There Is A Tradeoff Between Developing A Bond Deeper Than A Friendship, And The Inherent Unhappiness In Attaching To Another

One of the most lucid transformations of the human experience is the evolution from stranger to lover, an ardent affair altering our perception of the world. As thought is enwrapped in one’s new fascination the scent of limerence echoes in the mind, intoxicating individuals into visions of forever after. When feelings towards an interest are reciprocated a great lightness is sensed, alleviated from the weight of expectation and hope courtship can continue with confidence.

This intrinsic feeling of lightness does not arise alone, for it to develop the potential for profound heaviness must accompany the lofty sensation. A new relationship can mature into something deep and intimate or fizzle out into the ether, yet, to be a part of a union means to accept one’s delight today will come at a cost of some sorrow in the future. 


Honeymoon to “HONEY MOVE!”

At the commencement of a relationship the honeymoon stage is customarily enjoyed. This spellbinding chapter intoxicates couples on a plethora of novel delights; becoming privy the other’s personality whilst inspecting their body in sensual glee, couples are engrossed in each other. Throughout these periods thought becomes frantic, the mind races off in an array of directions escorting the possibility of spending life with their new lover.

When the infatuation filter starts subsiding some pairs begin to notice incompatibilities with their partner, lightness turned heavy as neglected traits stir up contempt and hinder the relationship’s progression. Whilst the fantasy fades the angst of being cast back into a reality hits, their transient bliss once lifting them up now plummets them back onto their naïve hopes.

Whilst the initial stage dissolves it can also relay a more complex connection; with the sharing of anecdotes and a collection of adventures, a couple can engender a tight acquaintance. Spending prolonged period with another develops a relationship on an intimate level, clasping at their rousing affection people are blind to the difference between being in love and loving someone.

For those who love a person but are not in love, there is dissonance between the care for they hold for the other and their surfacing sense of drifting affinity. Each route eventually veers towards grief, it just depends what grief one elects to accept.


The Inherent Sadness In Happily Ever After

There is obvious unhappiness in the expiration of a relationship, but there is also inherent sadness in happily ever after. Couples who have been together for periods of years and decades form unique bonds, their idiosyncrasies intertwining to fashion an emotional trove of understanding and companionship.

One of the most raw and beautiful circumstances brewing from a relationship is being completely vulnerable with your person, to act freely as oneself without the fear of ridicule or misinterpretation. Having someone in your life who understands your morals, values, good traits, bad traits, and loving you for them is something we all strive to attain, even if for an ephemeral encounter.
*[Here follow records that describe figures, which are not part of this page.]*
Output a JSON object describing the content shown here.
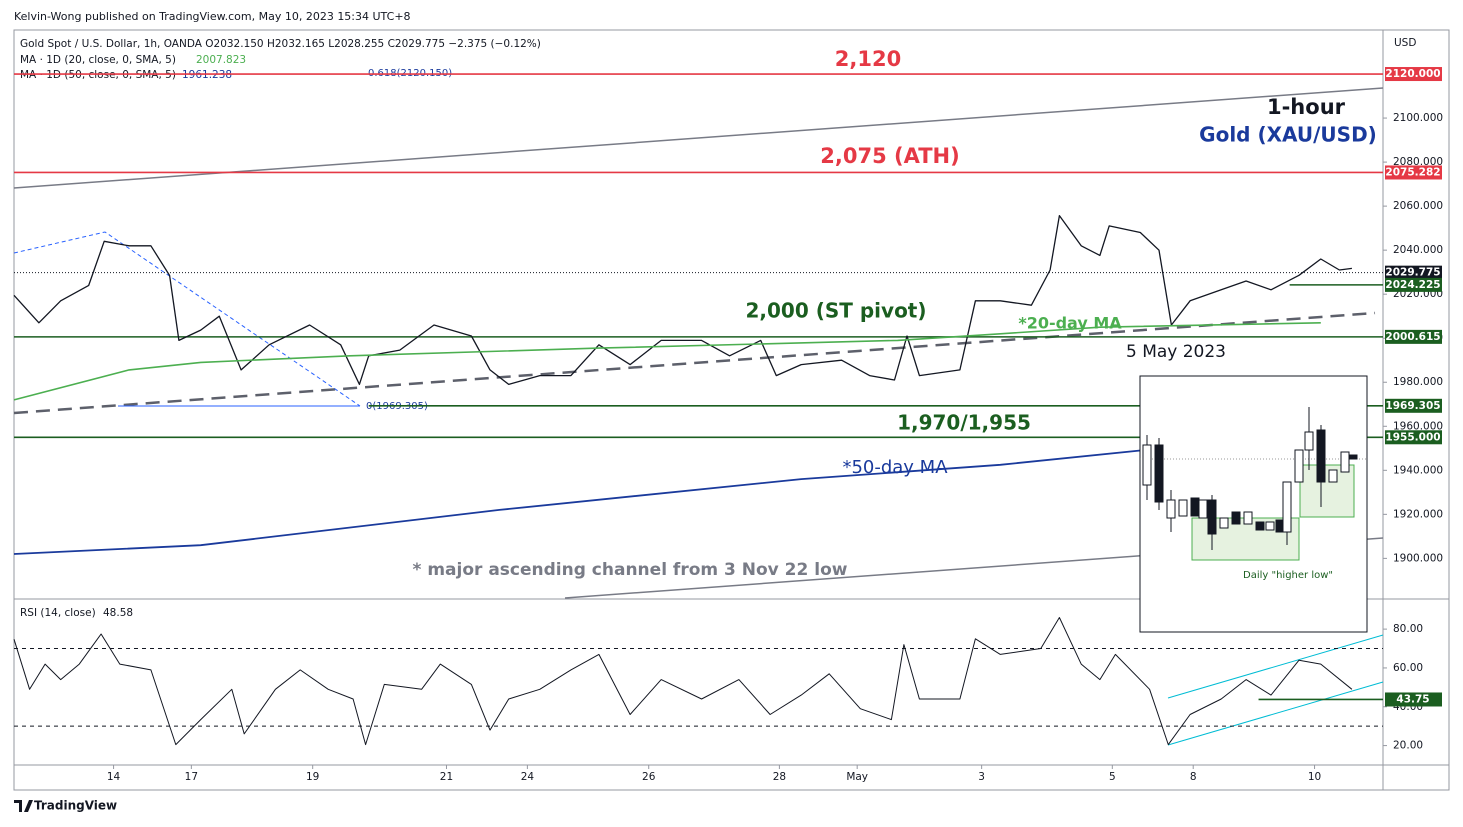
{
  "header": {
    "publisher": "Kelvin-Wong published on TradingView.com, May 10, 2023 15:34 UTC+8",
    "symbol": "Gold Spot / U.S. Dollar, 1h, OANDA  O2032.150  H2032.165  L2028.255  C2029.775  −2.375 (−0.12%)",
    "ma20_label": "MA · 1D (20, close, 0, SMA, 5)",
    "ma20_value": 2007.823,
    "ma50_label": "MA · 1D (50, close, 0, SMA, 5)",
    "ma50_value": 1961.238,
    "fib_top": "0.618(2120.150)",
    "fib_bottom": "0(1969.305)",
    "currency": "USD",
    "brand": "TradingView"
  },
  "chart_data": [
    {
      "type": "line",
      "annotations": [
        "2,120",
        "2,075 (ATH)",
        "1-hour",
        "Gold (XAU/USD)",
        "2,000 (ST pivot)",
        "*20-day MA",
        "5 May 2023",
        "1,970/1,955",
        "*50-day MA",
        "* major ascending channel from 3 Nov 22 low",
        "Daily \"higher low\""
      ],
      "xlim": [
        0,
        440
      ],
      "ylim": [
        1882,
        2140
      ],
      "yticks": [
        {
          "value": 1900,
          "label": "1900.000"
        },
        {
          "value": 1920,
          "label": "1920.000"
        },
        {
          "value": 1940,
          "label": "1940.000"
        },
        {
          "value": 1960,
          "label": "1960.000"
        },
        {
          "value": 1980,
          "label": "1980.000"
        },
        {
          "value": 2000,
          "label": "2000.000"
        },
        {
          "value": 2020,
          "label": "2020.000"
        },
        {
          "value": 2040,
          "label": "2040.000"
        },
        {
          "value": 2060,
          "label": "2060.000"
        },
        {
          "value": 2080,
          "label": "2080.000"
        },
        {
          "value": 2100,
          "label": "2100.000"
        }
      ],
      "levels": [
        {
          "value": 2120,
          "label": "2120.000",
          "color": "#e53945"
        },
        {
          "value": 2075.282,
          "label": "2075.282",
          "color": "#e53945"
        },
        {
          "value": 2029.775,
          "label": "2029.775",
          "color": "#131722",
          "style": "dotted"
        },
        {
          "value": 2024.225,
          "label": "2024.225",
          "color": "#1b5e20",
          "x_start": 410
        },
        {
          "value": 2000.615,
          "label": "2000.615",
          "color": "#1b5e20"
        },
        {
          "value": 1969.305,
          "label": "1969.305",
          "color": "#1b5e20",
          "x_start": 114
        },
        {
          "value": 1955,
          "label": "1955.000",
          "color": "#1b5e20"
        }
      ],
      "series": [
        {
          "name": "Gold Spot / U.S. Dollar",
          "color": "#131722",
          "width": 1.3,
          "x": [
            0,
            8,
            15,
            24,
            29,
            37,
            44,
            50,
            53,
            60,
            66,
            73,
            82,
            95,
            105,
            111,
            114,
            124,
            135,
            147,
            153,
            159,
            169,
            179,
            188,
            198,
            208,
            221,
            230,
            240,
            245,
            253,
            266,
            275,
            283,
            287,
            291,
            304,
            309,
            317,
            327,
            333,
            336,
            343,
            349,
            352,
            362,
            368,
            372,
            378,
            388,
            396,
            404,
            413,
            420,
            426,
            430
          ],
          "values": [
            2019.5,
            2007,
            2017,
            2024,
            2044,
            2042,
            2042,
            2028.5,
            1999,
            2003.7,
            2010,
            1985.6,
            1997,
            2006,
            1997,
            1979,
            1992,
            1994.6,
            2006,
            2001,
            1985.6,
            1979,
            1983,
            1983,
            1997,
            1988,
            1999,
            1999,
            1992,
            1999,
            1983,
            1988,
            1990,
            1983,
            1981,
            2001,
            1983,
            1985.6,
            2017,
            2017,
            2015,
            2031,
            2055.7,
            2042,
            2037.6,
            2051,
            2048,
            2040,
            2006,
            2017,
            2022,
            2026,
            2022,
            2028.6,
            2036,
            2031,
            2031.7
          ]
        },
        {
          "name": "MA 20",
          "color": "#4caf50",
          "width": 1.6,
          "x": [
            0,
            37,
            60,
            108,
            188,
            284,
            317,
            349,
            420
          ],
          "values": [
            1972,
            1985.6,
            1989,
            1992,
            1995.5,
            1999,
            2002,
            2005,
            2007
          ]
        },
        {
          "name": "MA 50",
          "color": "#1a3a9c",
          "width": 1.8,
          "x": [
            0,
            60,
            156,
            253,
            317,
            362
          ],
          "values": [
            1902,
            1906,
            1922,
            1936,
            1942.5,
            1949
          ]
        }
      ]
    },
    {
      "type": "line",
      "title": "RSI (14, close)",
      "last": 48.58,
      "xlim": [
        0,
        440
      ],
      "ylim": [
        10,
        95
      ],
      "xticks": [
        {
          "value": 32,
          "label": "14"
        },
        {
          "value": 57,
          "label": "17"
        },
        {
          "value": 96,
          "label": "19"
        },
        {
          "value": 139,
          "label": "21"
        },
        {
          "value": 165,
          "label": "24"
        },
        {
          "value": 204,
          "label": "26"
        },
        {
          "value": 246,
          "label": "28"
        },
        {
          "value": 271,
          "label": "May"
        },
        {
          "value": 311,
          "label": "3"
        },
        {
          "value": 353,
          "label": "5"
        },
        {
          "value": 379,
          "label": "8"
        },
        {
          "value": 418,
          "label": "10"
        }
      ],
      "yticks": [
        {
          "value": 20,
          "label": "20.00"
        },
        {
          "value": 40,
          "label": "40.00"
        },
        {
          "value": 60,
          "label": "60.00"
        },
        {
          "value": 80,
          "label": "80.00"
        }
      ],
      "bands": [
        30,
        70
      ],
      "levels": [
        {
          "value": 43.75,
          "color": "#1b5e20",
          "x_start": 400
        }
      ],
      "series": [
        {
          "name": "RSI",
          "color": "#131722",
          "width": 1,
          "x": [
            0,
            5,
            10,
            15,
            21,
            28,
            34,
            44,
            52,
            60,
            70,
            74,
            84,
            92,
            101,
            109,
            113,
            119,
            131,
            137,
            147,
            153,
            159,
            169,
            179,
            188,
            198,
            208,
            221,
            233,
            243,
            253,
            262,
            272,
            282,
            286,
            291,
            304,
            309,
            317,
            330,
            336,
            343,
            349,
            354,
            365,
            371,
            378,
            388,
            396,
            404,
            413,
            420,
            430
          ],
          "values": [
            74.8,
            49,
            62,
            54,
            62,
            77.5,
            62,
            59,
            20.5,
            33.4,
            49,
            26,
            49,
            59,
            49,
            44,
            20.5,
            51.5,
            49,
            62,
            51.5,
            28,
            44,
            49,
            59,
            67,
            36,
            54,
            44,
            54,
            36,
            46,
            57,
            39,
            33.4,
            72,
            44,
            44,
            75,
            67,
            70,
            86,
            62,
            54,
            67,
            49,
            20.5,
            36,
            44,
            54,
            46,
            64,
            62,
            49
          ]
        }
      ]
    }
  ]
}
The sexuality involved with a relationship catalyzes this open vulnerability, an amalgam of emotion, sensuality and physicality lowers guards and brings couples closer to the core of their partner.

Loving someone entirely means their emotional state directly impacts your own. One’s happiness will shift according to the feelings of their partner; if something positive occurs they will also sense the joy and pleasure, if bad they embody the suffering and hurt. These individuals help carry their counterpart’s hopes and dreams and support their future endeavors, investing their presence, guidance and affection during their lover’s ups and downs.

The most sombre element to any enduring relationship is the unavoidable separation through death. This is the salient tradeoff between the jovialness one feels with their adored and the overwhelming agony encountered in their death. Not everyone will become privy to this harrowing pain, yet, it also means they miss an incredibly rich life experience.




Love encompasses us all not only in its grandeur but sorrow and heartache. To love means to offer oneself up to the mercy of another, to be equally concerned about their welfare as one’s own. The initial happiness of a love affair clouts the mind in fantasy, however, with the infatuation filter fading disappointment’s head rears into imagination.

Those who are lucky and bond with a lasting partner get to develop a robust relationship, however, by attaching themselves to a partner their happiness isn’t fully their own anymore. Love may be ubiquitous in romance but pain is also an omnipresent; one must consider those sweet moments of bliss, and what grief is worthwhile for their materialization.